On November, 1, 1918, 93 people were killed when a speeding five-car train crashed in a tunnel near the Prospect Park subway.
NY1 transit reporter Jose Martinez attended a Brooklyn ceremony earlier today commemorating the tragedy. That's where he met Martin Maher, the Brooklyn borough commissioner of the Parks Department, who says the disaster rattled the city back then.
"This was the 9/11 of its day. This was the Pearl Harbor of its day. This was the 'Where were you when the president was shot?' day when Kennedy was killed. That's how it was taken back at that time. And you know, it's New York, things move on. But to commemorate it 100 years to the day is an amazing thing," Maher said.
If the name "Malbone Street" doesn't ring a bell for you, that's because the street was renamed to Empire Boulevard shortly after the tragedy occurred.
Concetta Bencivenga, the director of the New York Transit Museum, thinks that name change is only partly responsible for why the horrific event has faded from the public consciousness.
"Part of the reason why perhaps you don't perhaps remember it is that they did change the name of the street. But also, it's been a century since there has been an accident of that magnitude.

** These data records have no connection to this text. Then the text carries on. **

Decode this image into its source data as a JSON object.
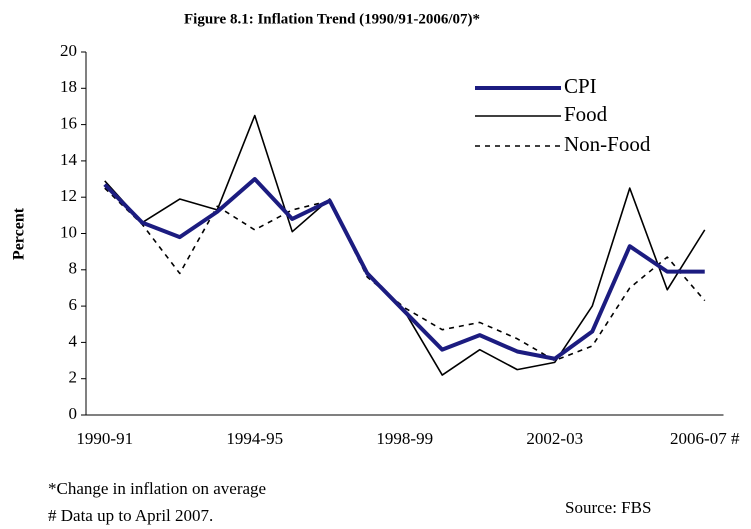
{
  "chart_data": {
    "type": "line",
    "title": "Figure 8.1: Inflation Trend (1990/91-2006/07)*",
    "y_label": "Percent",
    "annotations": [
      "*Change in inflation on average",
      "# Data up to April 2007.",
      "Source: FBS"
    ],
    "categories": [
      "1990-91",
      null,
      null,
      null,
      "1994-95",
      null,
      null,
      null,
      "1998-99",
      null,
      null,
      null,
      "2002-03",
      null,
      null,
      null,
      "2006-07 #"
    ],
    "series": [
      {
        "name": "CPI",
        "color": "#1c1c80",
        "line_weight": "thick",
        "line_style": "solid",
        "values": [
          12.7,
          10.6,
          9.8,
          11.2,
          13.0,
          10.8,
          11.8,
          7.8,
          5.7,
          3.6,
          4.4,
          3.5,
          3.1,
          4.6,
          9.3,
          7.9,
          7.9
        ]
      },
      {
        "name": "Food",
        "color": "#000000",
        "line_weight": "thin",
        "line_style": "solid",
        "values": [
          12.9,
          10.6,
          11.9,
          11.3,
          16.5,
          10.1,
          11.9,
          7.9,
          5.7,
          2.2,
          3.6,
          2.5,
          2.9,
          6.0,
          12.5,
          6.9,
          10.2
        ]
      },
      {
        "name": "Non-Food",
        "color": "#000000",
        "line_weight": "thin",
        "line_style": "dashed",
        "values": [
          12.5,
          10.5,
          7.8,
          11.5,
          10.2,
          11.3,
          11.8,
          7.6,
          5.9,
          4.7,
          5.1,
          4.2,
          3.0,
          3.8,
          7.0,
          8.7,
          6.3
        ]
      }
    ],
    "ylim": [
      0,
      20
    ],
    "yticks": [
      0,
      2,
      4,
      6,
      8,
      10,
      12,
      14,
      16,
      18,
      20
    ],
    "legend": "top-right",
    "grid": false
  }
}
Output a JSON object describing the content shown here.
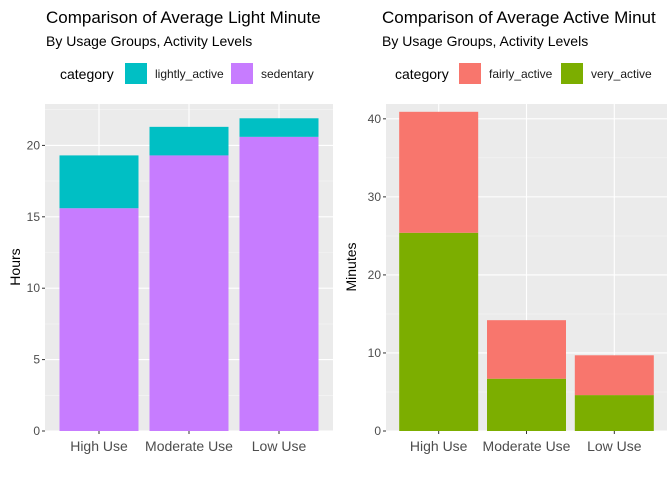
{
  "chart_data": [
    {
      "type": "bar",
      "stacked": true,
      "title": "Comparison of Average Light Minute",
      "subtitle": "By Usage Groups, Activity Levels",
      "xlabel": "",
      "ylabel": "Hours",
      "ylim": [
        0,
        22.9
      ],
      "yticks": [
        0,
        5,
        10,
        15,
        20
      ],
      "grid": true,
      "legend": {
        "title": "category",
        "placement": "top",
        "entries": [
          "lightly_active",
          "sedentary"
        ]
      },
      "categories": [
        "High Use",
        "Moderate Use",
        "Low Use"
      ],
      "series": [
        {
          "name": "sedentary",
          "color": "#C77CFF",
          "values": [
            15.6,
            19.3,
            20.6
          ]
        },
        {
          "name": "lightly_active",
          "color": "#00BFC4",
          "values": [
            3.7,
            2.0,
            1.3
          ]
        }
      ]
    },
    {
      "type": "bar",
      "stacked": true,
      "title": "Comparison of Average Active Minut",
      "subtitle": "By Usage Groups, Activity Levels",
      "xlabel": "",
      "ylabel": "Minutes",
      "ylim": [
        0,
        41.9
      ],
      "yticks": [
        0,
        10,
        20,
        30,
        40
      ],
      "grid": true,
      "legend": {
        "title": "category",
        "placement": "top",
        "entries": [
          "fairly_active",
          "very_active"
        ]
      },
      "categories": [
        "High Use",
        "Moderate Use",
        "Low Use"
      ],
      "series": [
        {
          "name": "very_active",
          "color": "#7CAE00",
          "values": [
            25.4,
            6.7,
            4.6
          ]
        },
        {
          "name": "fairly_active",
          "color": "#F8766D",
          "values": [
            15.5,
            7.5,
            5.1
          ]
        }
      ]
    }
  ]
}
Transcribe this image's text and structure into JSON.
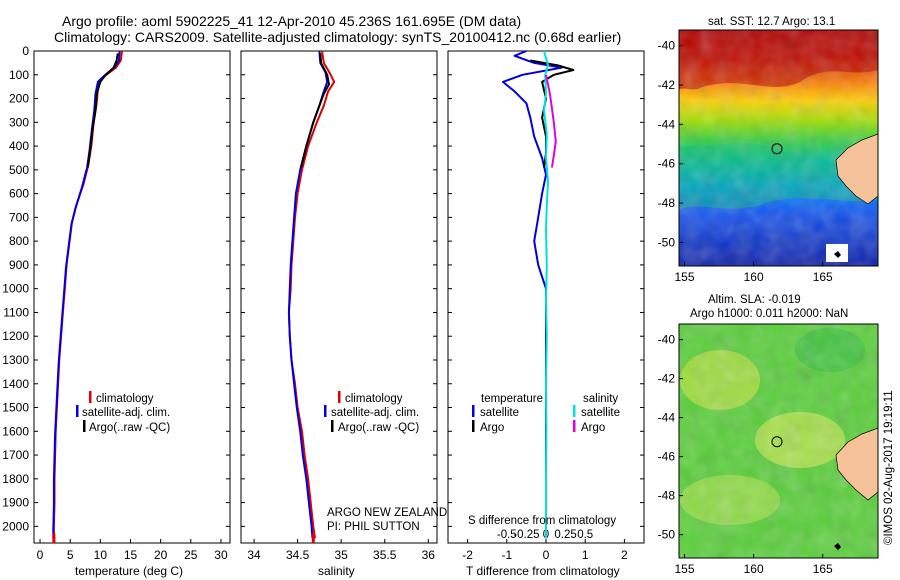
{
  "titles": {
    "line1": "Argo profile: aoml 5902225_41 12-Apr-2010 45.236S 161.695E (DM data)",
    "line2": "Climatology: CARS2009. Satellite-adjusted climatology: synTS_20100412.nc (0.68d earlier)"
  },
  "depth_ticks": [
    "0",
    "100",
    "200",
    "300",
    "400",
    "500",
    "600",
    "700",
    "800",
    "900",
    "1000",
    "1100",
    "1200",
    "1300",
    "1400",
    "1500",
    "1600",
    "1700",
    "1800",
    "1900",
    "2000"
  ],
  "colors": {
    "climatology": "#e00000",
    "satellite": "#0000e0",
    "argo": "#000000",
    "satellite_salinity": "#00e0e0",
    "argo_salinity": "#e000e0"
  },
  "chart_data": [
    {
      "id": "temperature",
      "type": "line",
      "xlabel": "temperature (deg C)",
      "xlim": [
        -1,
        31.5
      ],
      "ylim": [
        0,
        2070
      ],
      "y_inverted": true,
      "xticks": [
        "0",
        "5",
        "10",
        "15",
        "20",
        "25",
        "30"
      ],
      "legend": [
        "climatology",
        "satellite-adj. clim.",
        "Argo(..raw -QC)"
      ],
      "series": [
        {
          "name": "climatology",
          "color": "#e00000",
          "points": [
            [
              13.6,
              0
            ],
            [
              13.4,
              40
            ],
            [
              12.6,
              70
            ],
            [
              11.0,
              100
            ],
            [
              10.0,
              120
            ],
            [
              9.6,
              160
            ],
            [
              9.4,
              220
            ],
            [
              8.9,
              300
            ],
            [
              8.5,
              400
            ],
            [
              8.0,
              480
            ],
            [
              7.2,
              560
            ],
            [
              6.0,
              650
            ],
            [
              5.3,
              720
            ],
            [
              4.9,
              800
            ],
            [
              4.4,
              900
            ],
            [
              4.1,
              1000
            ],
            [
              3.8,
              1100
            ],
            [
              3.5,
              1200
            ],
            [
              3.2,
              1300
            ],
            [
              3.0,
              1400
            ],
            [
              2.8,
              1500
            ],
            [
              2.6,
              1600
            ],
            [
              2.5,
              1700
            ],
            [
              2.4,
              1800
            ],
            [
              2.4,
              1900
            ],
            [
              2.3,
              2000
            ],
            [
              2.3,
              2050
            ]
          ]
        },
        {
          "name": "satellite-adj. clim.",
          "color": "#0000e0",
          "points": [
            [
              13.2,
              0
            ],
            [
              13.1,
              40
            ],
            [
              12.3,
              70
            ],
            [
              10.8,
              100
            ],
            [
              9.6,
              130
            ],
            [
              9.2,
              180
            ],
            [
              9.0,
              250
            ],
            [
              8.6,
              330
            ],
            [
              8.2,
              420
            ],
            [
              7.8,
              490
            ],
            [
              7.0,
              570
            ],
            [
              5.9,
              660
            ],
            [
              5.2,
              730
            ],
            [
              4.8,
              810
            ],
            [
              4.3,
              910
            ],
            [
              4.0,
              1010
            ],
            [
              3.7,
              1110
            ],
            [
              3.4,
              1210
            ],
            [
              3.1,
              1310
            ],
            [
              2.9,
              1410
            ],
            [
              2.7,
              1510
            ],
            [
              2.5,
              1610
            ],
            [
              2.4,
              1710
            ],
            [
              2.3,
              1810
            ],
            [
              2.3,
              1910
            ],
            [
              2.2,
              2010
            ],
            [
              2.2,
              2050
            ]
          ]
        },
        {
          "name": "Argo(..raw -QC)",
          "color": "#000000",
          "points": [
            [
              12.9,
              10
            ],
            [
              12.7,
              40
            ],
            [
              12.2,
              70
            ],
            [
              10.9,
              100
            ],
            [
              10.0,
              130
            ],
            [
              9.4,
              180
            ],
            [
              9.2,
              250
            ],
            [
              8.7,
              330
            ],
            [
              8.3,
              420
            ],
            [
              7.9,
              490
            ]
          ]
        }
      ]
    },
    {
      "id": "salinity",
      "type": "line",
      "xlabel": "salinity",
      "xlim": [
        33.85,
        36.1
      ],
      "ylim": [
        0,
        2070
      ],
      "y_inverted": true,
      "xticks": [
        "34",
        "34.5",
        "35",
        "35.5",
        "36"
      ],
      "legend": [
        "climatology",
        "satellite-adj. clim.",
        "Argo(..raw -QC)"
      ],
      "series": [
        {
          "name": "climatology",
          "color": "#e00000",
          "points": [
            [
              34.78,
              0
            ],
            [
              34.8,
              50
            ],
            [
              34.88,
              100
            ],
            [
              34.92,
              130
            ],
            [
              34.85,
              170
            ],
            [
              34.8,
              230
            ],
            [
              34.72,
              300
            ],
            [
              34.62,
              400
            ],
            [
              34.55,
              500
            ],
            [
              34.5,
              600
            ],
            [
              34.47,
              700
            ],
            [
              34.45,
              800
            ],
            [
              34.43,
              900
            ],
            [
              34.42,
              1000
            ],
            [
              34.4,
              1100
            ],
            [
              34.41,
              1200
            ],
            [
              34.43,
              1300
            ],
            [
              34.47,
              1400
            ],
            [
              34.5,
              1500
            ],
            [
              34.55,
              1600
            ],
            [
              34.58,
              1700
            ],
            [
              34.62,
              1800
            ],
            [
              34.65,
              1900
            ],
            [
              34.68,
              2000
            ],
            [
              34.7,
              2050
            ]
          ]
        },
        {
          "name": "satellite-adj. clim.",
          "color": "#0000e0",
          "points": [
            [
              34.75,
              0
            ],
            [
              34.76,
              50
            ],
            [
              34.82,
              90
            ],
            [
              34.84,
              130
            ],
            [
              34.8,
              170
            ],
            [
              34.75,
              230
            ],
            [
              34.68,
              300
            ],
            [
              34.6,
              400
            ],
            [
              34.53,
              500
            ],
            [
              34.48,
              600
            ],
            [
              34.46,
              700
            ],
            [
              34.44,
              800
            ],
            [
              34.42,
              900
            ],
            [
              34.41,
              1000
            ],
            [
              34.4,
              1100
            ],
            [
              34.41,
              1200
            ],
            [
              34.43,
              1300
            ],
            [
              34.46,
              1400
            ],
            [
              34.49,
              1500
            ],
            [
              34.53,
              1600
            ],
            [
              34.56,
              1700
            ],
            [
              34.6,
              1800
            ],
            [
              34.63,
              1900
            ],
            [
              34.66,
              2000
            ],
            [
              34.67,
              2050
            ]
          ]
        },
        {
          "name": "Argo(..raw -QC)",
          "color": "#000000",
          "points": [
            [
              34.76,
              10
            ],
            [
              34.77,
              50
            ],
            [
              34.84,
              100
            ],
            [
              34.86,
              140
            ],
            [
              34.8,
              180
            ],
            [
              34.74,
              240
            ],
            [
              34.68,
              300
            ],
            [
              34.6,
              400
            ],
            [
              34.54,
              490
            ]
          ]
        }
      ],
      "annotations": [
        "ARGO NEW ZEALAND",
        "PI: PHIL SUTTON"
      ]
    },
    {
      "id": "difference",
      "type": "line",
      "xlabel": "T difference from climatology",
      "top_xlabel": "S difference from climatology",
      "xlim": [
        -2.5,
        2.5
      ],
      "ylim": [
        0,
        2070
      ],
      "y_inverted": true,
      "xticks": [
        "-2",
        "-1",
        "0",
        "1",
        "2"
      ],
      "top_xticks": [
        "-0.5",
        "-0.25",
        "0",
        "0.25",
        "0.5"
      ],
      "legend_left_title": "temperature",
      "legend_right_title": "salinity",
      "legend": [
        "satellite",
        "Argo",
        "satellite",
        "Argo"
      ],
      "series": [
        {
          "name": "satellite",
          "color": "#0000e0",
          "points": [
            [
              -0.5,
              0
            ],
            [
              -0.8,
              20
            ],
            [
              -0.3,
              50
            ],
            [
              0.4,
              70
            ],
            [
              -0.6,
              100
            ],
            [
              -1.1,
              130
            ],
            [
              -0.8,
              170
            ],
            [
              -0.5,
              220
            ],
            [
              -0.4,
              280
            ],
            [
              -0.3,
              360
            ],
            [
              -0.1,
              450
            ],
            [
              0.0,
              520
            ],
            [
              -0.1,
              600
            ],
            [
              -0.2,
              700
            ],
            [
              -0.3,
              800
            ],
            [
              -0.2,
              900
            ],
            [
              0.0,
              1000
            ],
            [
              0.0,
              1100
            ],
            [
              0.0,
              1200
            ],
            [
              0.0,
              1400
            ],
            [
              0.0,
              1600
            ],
            [
              0.0,
              1800
            ],
            [
              0.0,
              2050
            ]
          ]
        },
        {
          "name": "Argo",
          "color": "#000000",
          "points": [
            [
              -0.4,
              40
            ],
            [
              0.3,
              60
            ],
            [
              0.7,
              80
            ],
            [
              0.2,
              100
            ],
            [
              -0.1,
              130
            ],
            [
              0.0,
              200
            ],
            [
              -0.1,
              280
            ],
            [
              0.0,
              360
            ],
            [
              0.0,
              430
            ],
            [
              -0.05,
              490
            ]
          ]
        },
        {
          "name": "satellite",
          "color": "#00e0e0",
          "points": [
            [
              -0.05,
              0
            ],
            [
              0.05,
              60
            ],
            [
              -0.02,
              100
            ],
            [
              0.0,
              180
            ],
            [
              -0.05,
              250
            ],
            [
              0.02,
              350
            ],
            [
              0.0,
              450
            ],
            [
              0.05,
              550
            ],
            [
              0.02,
              650
            ],
            [
              0.0,
              750
            ],
            [
              0.02,
              900
            ],
            [
              0.0,
              1050
            ],
            [
              0.02,
              1200
            ],
            [
              0.0,
              1400
            ],
            [
              0.01,
              1600
            ],
            [
              0.0,
              1800
            ],
            [
              0.0,
              2050
            ]
          ]
        },
        {
          "name": "Argo",
          "color": "#e000e0",
          "points": [
            [
              0.0,
              100
            ],
            [
              0.1,
              180
            ],
            [
              0.15,
              240
            ],
            [
              0.2,
              300
            ],
            [
              0.25,
              380
            ],
            [
              0.2,
              440
            ],
            [
              0.15,
              490
            ]
          ]
        }
      ]
    }
  ],
  "maps": {
    "top_title": "sat. SST: 12.7 Argo: 13.1",
    "bottom_title1": "Altim. SLA: -0.019",
    "bottom_title2": "Argo h1000: 0.011 h2000: NaN",
    "lat_ticks": [
      "-40",
      "-42",
      "-44",
      "-46",
      "-48",
      "-50"
    ],
    "lon_ticks": [
      "155",
      "160",
      "165"
    ],
    "lat_range": [
      -51.2,
      -39.2
    ],
    "lon_range": [
      154.6,
      169.0
    ],
    "argo_position": {
      "lat": -45.236,
      "lon": 161.695
    },
    "credit": "©IMOS 02-Aug-2017 19:19:11"
  }
}
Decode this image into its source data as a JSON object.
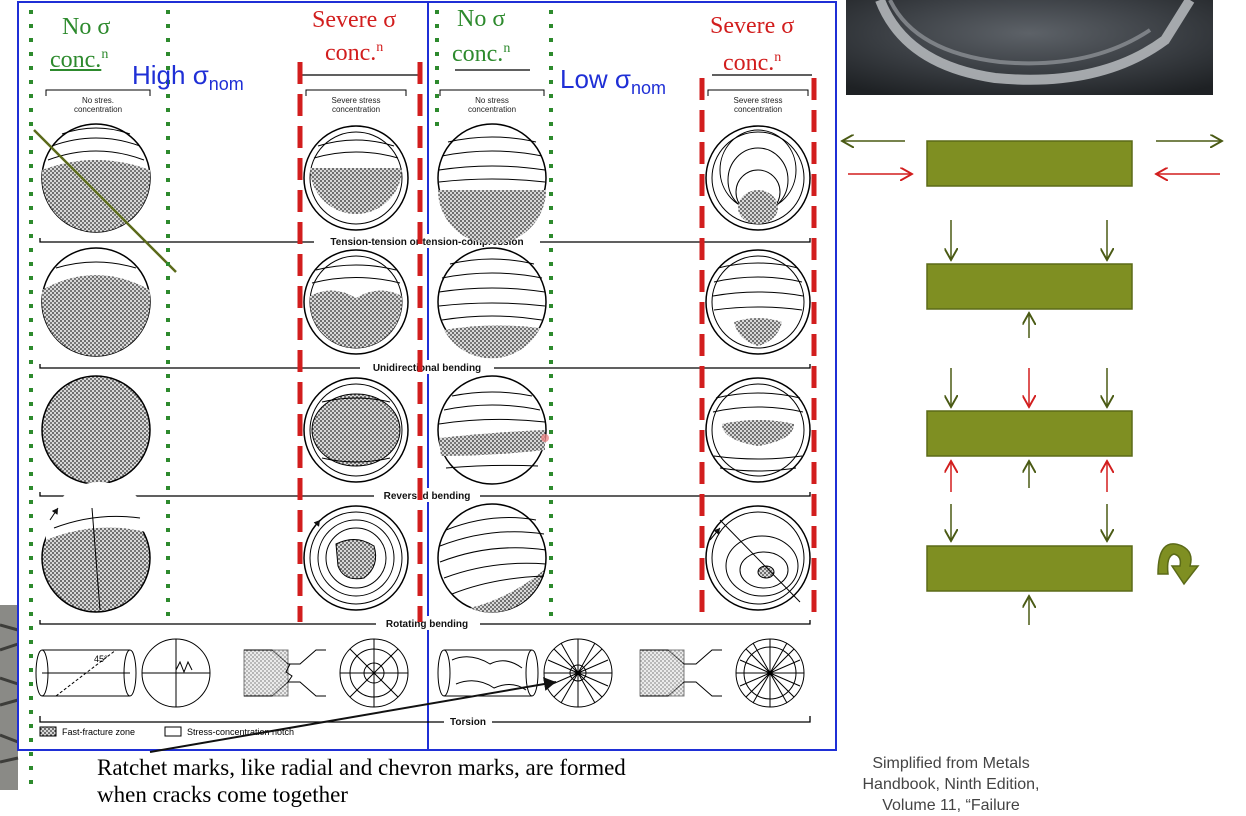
{
  "headers": {
    "left_no": "No σ",
    "left_conc": "conc.",
    "left_sup": "n",
    "left_severe": "Severe σ",
    "left_severe_conc": "conc.",
    "left_severe_sup": "n",
    "right_no": "No σ",
    "right_conc": "conc.",
    "right_sup": "n",
    "right_severe": "Severe σ",
    "right_severe_conc": "conc.",
    "right_severe_sup": "n",
    "high": "High σ",
    "high_sub": "nom",
    "low": "Low σ",
    "low_sub": "nom"
  },
  "figure": {
    "col_no_stress": [
      "No stress",
      "concentration"
    ],
    "col_no_stress_left": [
      "No stres.",
      "concentration"
    ],
    "col_severe": [
      "Severe stress",
      "concentration"
    ],
    "row_labels": [
      "Tension-tension or tension-compression",
      "Unidirectional bending",
      "Reversed bending",
      "Rotating bending",
      "Torsion"
    ],
    "torsion_angle": "45°",
    "legend_fast": "Fast-fracture zone",
    "legend_notch": "Stress-concentration notch"
  },
  "caption": [
    "Ratchet marks, like radial and chevron marks, are formed",
    "when cracks come together"
  ],
  "citation": [
    "Simplified from Metals",
    "Handbook, Ninth Edition,",
    "Volume 11, “Failure"
  ],
  "colors": {
    "green_marker": "#2d8a2d",
    "red_marker": "#d21e1e",
    "blue_frame": "#1f2fd6",
    "olive_bar": "#7f8f22",
    "olive_arrow": "#4a5a14"
  }
}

And that's really a testament to the care and attention that was put into safety and safeguarding and training and the evolution of the transportation system," she said.
The incident resulted in new transit safety regulations --- like ending the use of wooden cars in favor of metal ones.
A wreath was laid at the Prospect Park station Thursday, but lawmakers are pushing for a permanent memorial.